- Born: Nathan Junior Caton 2 November 1984 (age 41) Hammersmith, London, England

Comedy career
- Years active: 2004–present
- Medium: Satire, stand-up, radio, television
- Website: http://www.nathancaton.com

= Nathan Caton =

English comedian (born 1984)

Nathan Junior Caton (born 2 November 1984) is an English comedian.

==Early life==
Caton was born in Hammersmith, London and raised in the West London town of Greenford. He has a younger brother who is accredited to some of Caton's early jokes. He went to Dormers Wells High School and subsequently Richmond upon Thames College which is where he became interested in comedy upon taking A Level Drama and continued the interest whilst an architecture student at Anglia Ruskin University.

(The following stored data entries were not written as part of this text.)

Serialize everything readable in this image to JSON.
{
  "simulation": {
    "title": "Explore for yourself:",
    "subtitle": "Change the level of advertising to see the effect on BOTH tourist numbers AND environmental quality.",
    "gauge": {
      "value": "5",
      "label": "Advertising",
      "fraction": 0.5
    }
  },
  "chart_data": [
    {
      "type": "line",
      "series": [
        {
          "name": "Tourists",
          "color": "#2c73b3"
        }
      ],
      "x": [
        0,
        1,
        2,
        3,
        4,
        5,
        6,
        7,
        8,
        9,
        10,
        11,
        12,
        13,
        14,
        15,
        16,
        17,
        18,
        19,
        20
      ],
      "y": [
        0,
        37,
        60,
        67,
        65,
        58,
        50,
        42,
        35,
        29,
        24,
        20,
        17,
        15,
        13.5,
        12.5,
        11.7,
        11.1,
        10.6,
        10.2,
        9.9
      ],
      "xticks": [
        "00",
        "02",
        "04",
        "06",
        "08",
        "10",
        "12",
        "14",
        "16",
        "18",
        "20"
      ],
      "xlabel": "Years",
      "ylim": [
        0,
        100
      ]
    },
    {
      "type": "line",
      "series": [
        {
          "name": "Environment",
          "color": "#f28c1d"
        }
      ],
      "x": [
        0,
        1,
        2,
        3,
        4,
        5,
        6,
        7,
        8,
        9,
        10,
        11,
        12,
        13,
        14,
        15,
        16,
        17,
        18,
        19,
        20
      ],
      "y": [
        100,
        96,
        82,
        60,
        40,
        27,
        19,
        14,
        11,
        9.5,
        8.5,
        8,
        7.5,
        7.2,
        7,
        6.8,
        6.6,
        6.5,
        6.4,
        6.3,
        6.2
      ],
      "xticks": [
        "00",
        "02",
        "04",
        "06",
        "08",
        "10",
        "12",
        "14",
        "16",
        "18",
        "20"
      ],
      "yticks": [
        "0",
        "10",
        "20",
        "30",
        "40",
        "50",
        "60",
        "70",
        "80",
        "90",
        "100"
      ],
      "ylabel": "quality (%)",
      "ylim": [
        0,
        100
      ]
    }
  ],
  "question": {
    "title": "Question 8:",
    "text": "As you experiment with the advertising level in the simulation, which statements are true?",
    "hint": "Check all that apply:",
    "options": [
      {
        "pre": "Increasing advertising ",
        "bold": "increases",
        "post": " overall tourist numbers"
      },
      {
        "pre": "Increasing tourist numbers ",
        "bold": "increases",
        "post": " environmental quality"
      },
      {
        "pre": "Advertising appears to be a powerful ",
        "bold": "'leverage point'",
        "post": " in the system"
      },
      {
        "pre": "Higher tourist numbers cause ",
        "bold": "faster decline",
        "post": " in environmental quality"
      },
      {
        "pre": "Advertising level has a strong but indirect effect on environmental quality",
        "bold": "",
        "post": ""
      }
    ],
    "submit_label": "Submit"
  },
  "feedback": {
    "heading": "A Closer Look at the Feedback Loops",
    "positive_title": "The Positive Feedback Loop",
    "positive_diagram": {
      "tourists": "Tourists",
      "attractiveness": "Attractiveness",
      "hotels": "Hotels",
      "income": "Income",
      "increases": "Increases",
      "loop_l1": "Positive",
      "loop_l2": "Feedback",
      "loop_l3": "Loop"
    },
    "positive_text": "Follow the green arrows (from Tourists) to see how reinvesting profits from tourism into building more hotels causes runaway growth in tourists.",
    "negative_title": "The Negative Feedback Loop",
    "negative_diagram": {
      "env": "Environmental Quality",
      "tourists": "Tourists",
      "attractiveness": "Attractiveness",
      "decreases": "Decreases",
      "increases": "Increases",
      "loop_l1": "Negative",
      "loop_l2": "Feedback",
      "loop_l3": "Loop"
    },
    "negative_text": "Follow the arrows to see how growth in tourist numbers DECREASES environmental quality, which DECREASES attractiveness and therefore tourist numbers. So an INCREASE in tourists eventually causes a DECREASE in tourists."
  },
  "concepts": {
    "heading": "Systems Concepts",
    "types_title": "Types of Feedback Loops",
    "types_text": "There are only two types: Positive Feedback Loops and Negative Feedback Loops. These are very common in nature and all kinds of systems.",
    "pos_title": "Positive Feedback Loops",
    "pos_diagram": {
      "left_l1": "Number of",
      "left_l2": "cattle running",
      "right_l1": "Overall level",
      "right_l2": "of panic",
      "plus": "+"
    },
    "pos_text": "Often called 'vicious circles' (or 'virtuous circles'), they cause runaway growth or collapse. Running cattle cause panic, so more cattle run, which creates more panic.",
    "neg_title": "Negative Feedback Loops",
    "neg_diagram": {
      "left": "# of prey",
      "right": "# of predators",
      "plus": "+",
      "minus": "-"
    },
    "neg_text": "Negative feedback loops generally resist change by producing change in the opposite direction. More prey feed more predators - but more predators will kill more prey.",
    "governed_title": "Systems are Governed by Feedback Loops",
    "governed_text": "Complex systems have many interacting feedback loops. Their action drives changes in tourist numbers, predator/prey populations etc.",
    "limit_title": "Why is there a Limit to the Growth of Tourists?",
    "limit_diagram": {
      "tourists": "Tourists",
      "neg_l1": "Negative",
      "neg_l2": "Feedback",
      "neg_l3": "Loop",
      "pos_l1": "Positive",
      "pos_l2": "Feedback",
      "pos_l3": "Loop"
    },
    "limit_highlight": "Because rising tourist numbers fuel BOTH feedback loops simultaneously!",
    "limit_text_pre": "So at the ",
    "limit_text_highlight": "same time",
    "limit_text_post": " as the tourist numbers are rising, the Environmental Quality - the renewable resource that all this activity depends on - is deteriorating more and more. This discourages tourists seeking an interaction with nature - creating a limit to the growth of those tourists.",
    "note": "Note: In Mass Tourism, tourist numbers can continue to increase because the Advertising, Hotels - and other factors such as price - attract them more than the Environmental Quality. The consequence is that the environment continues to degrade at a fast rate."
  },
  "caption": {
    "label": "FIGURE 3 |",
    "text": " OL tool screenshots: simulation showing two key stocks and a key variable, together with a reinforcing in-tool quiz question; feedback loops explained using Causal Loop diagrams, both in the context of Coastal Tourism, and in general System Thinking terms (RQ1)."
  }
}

In 2005 he won the Chortle Student Comedian of the Year award. He was the first in his family to graduate from university but chose to pursue comedy full-time, much to his parents' initial disappointment. Caton is a Brentford fan.

==Career==
Caton appeared on ITV's Comedy Cuts in 2007 after appearing at the Edinburgh Festival. In 2012, he did a tour called "Get Rich or Die Cryin'". He has also written for the children's series Rastamouse. Also in 2012, he wrote and appeared in the Radio Four series Can't Tell Nathan Caton Nothing, looking at his own life involving how he went into a career in comedy against his parents' wishes after his background in architecture. In July 2012, he appeared on the Radio Four programme The Now Show, on which he did a sketch referring to a news story about John Terry. He subsequently appeared again in March 2013 (mocking Justin Bieber's recent UK tour) and in October 2013. He has also appeared on Russell Howard's Good News and Mock the Week. In 2014, Nathan hosted Videogame Nation for Ginx TV on Challenge. Caton also wrote the CBeebies series JoJo and Gran Gran.